Seneca Insurance Company Inc. has sued Peter Acworth’s Cybernet Entertainment LLC and Kink Studios LLC in California federal district court, claiming the insurer’s omission of exclusionary declarations from a commercial liability policy doesn’t mean the exclusions didn’t exist.
At issue are the three lawsuits pending against the studios, brought by three performers who claim to have contracted HIV on movie sets in 2013. When the lawsuits were filed in mid-2015, Cybernet and Kink turned to Seneca for coverage under a liability policy that had been renewed annually since its initial issuance in 2009.
Seneca denied the claims, citing two exclusionary declarations: one for injury to cast and crew, and another for communicable diseases.
The problem? The injury to cast and crew exclusion was not included in the policy documentation the studios received. Instead, the studios’ policy included a declaration excluding “injury to volunteers.”
According to a Law360 report, “Seneca chalks that up to a clerical error, but insists the cast or crew stipulation was meant to be there.”
“To the extent the ‘injury to cast or crew exclusion’ was not included within the renewed Seneca policy actually delivered to the Cybernet named insureds … that failure was the result of an inadvertent and unilateral clerical error made in the physical assembly of the renewed Seneca policy by Seneca which failed to reflect and enact the intent of the contracting parties,” the insurer stated in court documents.

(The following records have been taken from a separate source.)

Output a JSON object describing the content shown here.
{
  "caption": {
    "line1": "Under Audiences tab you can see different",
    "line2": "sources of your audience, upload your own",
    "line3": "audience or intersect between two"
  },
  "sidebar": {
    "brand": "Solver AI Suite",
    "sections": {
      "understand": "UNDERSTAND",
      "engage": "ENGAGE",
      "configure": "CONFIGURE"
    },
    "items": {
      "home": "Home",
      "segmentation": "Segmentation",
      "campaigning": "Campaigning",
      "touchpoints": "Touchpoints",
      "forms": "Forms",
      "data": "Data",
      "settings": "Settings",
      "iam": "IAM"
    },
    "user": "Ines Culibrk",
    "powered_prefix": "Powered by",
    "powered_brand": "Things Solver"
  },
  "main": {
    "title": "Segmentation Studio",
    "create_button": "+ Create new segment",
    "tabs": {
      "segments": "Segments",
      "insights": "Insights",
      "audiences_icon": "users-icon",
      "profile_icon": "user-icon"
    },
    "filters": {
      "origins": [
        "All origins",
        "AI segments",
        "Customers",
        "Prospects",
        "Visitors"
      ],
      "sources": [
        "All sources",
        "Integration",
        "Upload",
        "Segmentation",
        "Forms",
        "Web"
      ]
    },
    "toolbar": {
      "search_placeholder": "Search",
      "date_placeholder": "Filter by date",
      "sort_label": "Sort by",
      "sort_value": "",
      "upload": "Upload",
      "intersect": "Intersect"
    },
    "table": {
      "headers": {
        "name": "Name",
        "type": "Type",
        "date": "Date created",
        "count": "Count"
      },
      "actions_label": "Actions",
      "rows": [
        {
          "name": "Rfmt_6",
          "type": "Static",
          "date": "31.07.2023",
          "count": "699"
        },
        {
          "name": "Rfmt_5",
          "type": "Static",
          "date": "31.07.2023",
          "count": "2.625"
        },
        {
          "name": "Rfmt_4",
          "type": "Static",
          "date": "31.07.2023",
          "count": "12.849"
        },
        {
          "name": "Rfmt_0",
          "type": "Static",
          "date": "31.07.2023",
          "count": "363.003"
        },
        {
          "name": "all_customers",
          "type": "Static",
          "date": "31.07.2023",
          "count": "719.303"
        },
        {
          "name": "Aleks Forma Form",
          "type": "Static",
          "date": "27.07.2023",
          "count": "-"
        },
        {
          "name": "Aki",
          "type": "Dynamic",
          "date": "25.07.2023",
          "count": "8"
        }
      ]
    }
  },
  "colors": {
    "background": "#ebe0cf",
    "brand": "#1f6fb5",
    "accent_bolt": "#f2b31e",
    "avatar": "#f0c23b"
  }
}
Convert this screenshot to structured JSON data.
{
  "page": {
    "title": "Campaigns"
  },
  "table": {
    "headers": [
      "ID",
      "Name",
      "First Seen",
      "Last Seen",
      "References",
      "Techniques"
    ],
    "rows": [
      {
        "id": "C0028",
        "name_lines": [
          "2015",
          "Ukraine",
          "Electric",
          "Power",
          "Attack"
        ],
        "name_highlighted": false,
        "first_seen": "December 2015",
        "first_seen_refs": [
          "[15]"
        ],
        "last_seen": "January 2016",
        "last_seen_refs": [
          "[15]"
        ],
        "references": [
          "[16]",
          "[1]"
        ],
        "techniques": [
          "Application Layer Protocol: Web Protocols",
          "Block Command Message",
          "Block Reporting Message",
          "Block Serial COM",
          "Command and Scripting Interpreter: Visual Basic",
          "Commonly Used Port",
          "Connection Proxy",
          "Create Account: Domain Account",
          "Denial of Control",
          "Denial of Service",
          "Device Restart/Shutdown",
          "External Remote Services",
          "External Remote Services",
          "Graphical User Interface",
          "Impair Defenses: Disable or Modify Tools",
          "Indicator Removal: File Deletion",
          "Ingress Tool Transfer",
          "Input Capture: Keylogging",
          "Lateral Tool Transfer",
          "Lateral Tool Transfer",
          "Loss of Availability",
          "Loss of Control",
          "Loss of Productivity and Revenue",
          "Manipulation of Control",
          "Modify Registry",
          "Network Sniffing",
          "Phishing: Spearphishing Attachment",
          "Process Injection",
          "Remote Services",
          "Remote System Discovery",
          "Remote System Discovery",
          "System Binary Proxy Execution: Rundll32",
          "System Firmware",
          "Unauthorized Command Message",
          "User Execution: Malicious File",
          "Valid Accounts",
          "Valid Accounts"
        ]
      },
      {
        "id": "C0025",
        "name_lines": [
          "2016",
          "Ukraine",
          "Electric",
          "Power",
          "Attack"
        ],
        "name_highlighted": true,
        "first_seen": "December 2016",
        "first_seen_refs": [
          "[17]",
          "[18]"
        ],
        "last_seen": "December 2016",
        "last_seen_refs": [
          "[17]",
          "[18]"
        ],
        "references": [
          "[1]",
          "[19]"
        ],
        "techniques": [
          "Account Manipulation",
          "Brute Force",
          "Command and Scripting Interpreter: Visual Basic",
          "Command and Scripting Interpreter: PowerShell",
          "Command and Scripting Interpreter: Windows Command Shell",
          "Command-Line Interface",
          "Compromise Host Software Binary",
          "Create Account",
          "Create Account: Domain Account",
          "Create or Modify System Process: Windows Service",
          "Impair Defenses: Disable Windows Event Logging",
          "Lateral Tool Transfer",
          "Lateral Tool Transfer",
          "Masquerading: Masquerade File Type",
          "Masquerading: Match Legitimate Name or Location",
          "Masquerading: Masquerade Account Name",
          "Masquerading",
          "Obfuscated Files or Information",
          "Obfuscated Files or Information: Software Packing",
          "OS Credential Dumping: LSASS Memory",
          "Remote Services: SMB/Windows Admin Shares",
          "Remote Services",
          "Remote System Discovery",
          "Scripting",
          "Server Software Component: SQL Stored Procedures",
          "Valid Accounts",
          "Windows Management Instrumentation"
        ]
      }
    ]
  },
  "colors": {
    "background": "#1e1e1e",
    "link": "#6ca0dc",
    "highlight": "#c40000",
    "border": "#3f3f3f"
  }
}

After uncovering the oversight, Seneca reversed its decision and began defending the studios, as the policy required. However, the insurer reserved the right to reverse the reversal pending further study.
In mid-November, Seneca acted on its reserved right and filed suit to extricate itself from the studios’ legal battles and reclaim funds the insurer already had invested in the studios’ defense. Even without the injury to cast and crew exclusion, the insurer noted, the communicable diseases exclusion would abrogate its coverage liability.
Seneca “will suffer and is suffering pecuniary loss and prejudice unless the renewed Seneca policy covering the period from April 30, 2013, to and including April 30, 2014, is reformed to include the Form BE-27 endorsement containing the ‘injury to cast or crew exclusion’ which Seneca intended to include within the renewed Seneca policy when it priced the premium for and approved issuance of the renewed Seneca policy,” the company noted in court documents.
Cybernet and Kink representatives did not respond to a request for comment by post time.
The case is Seneca Insurance Co. Inc. v. Cybernet Entertainment LLC et al.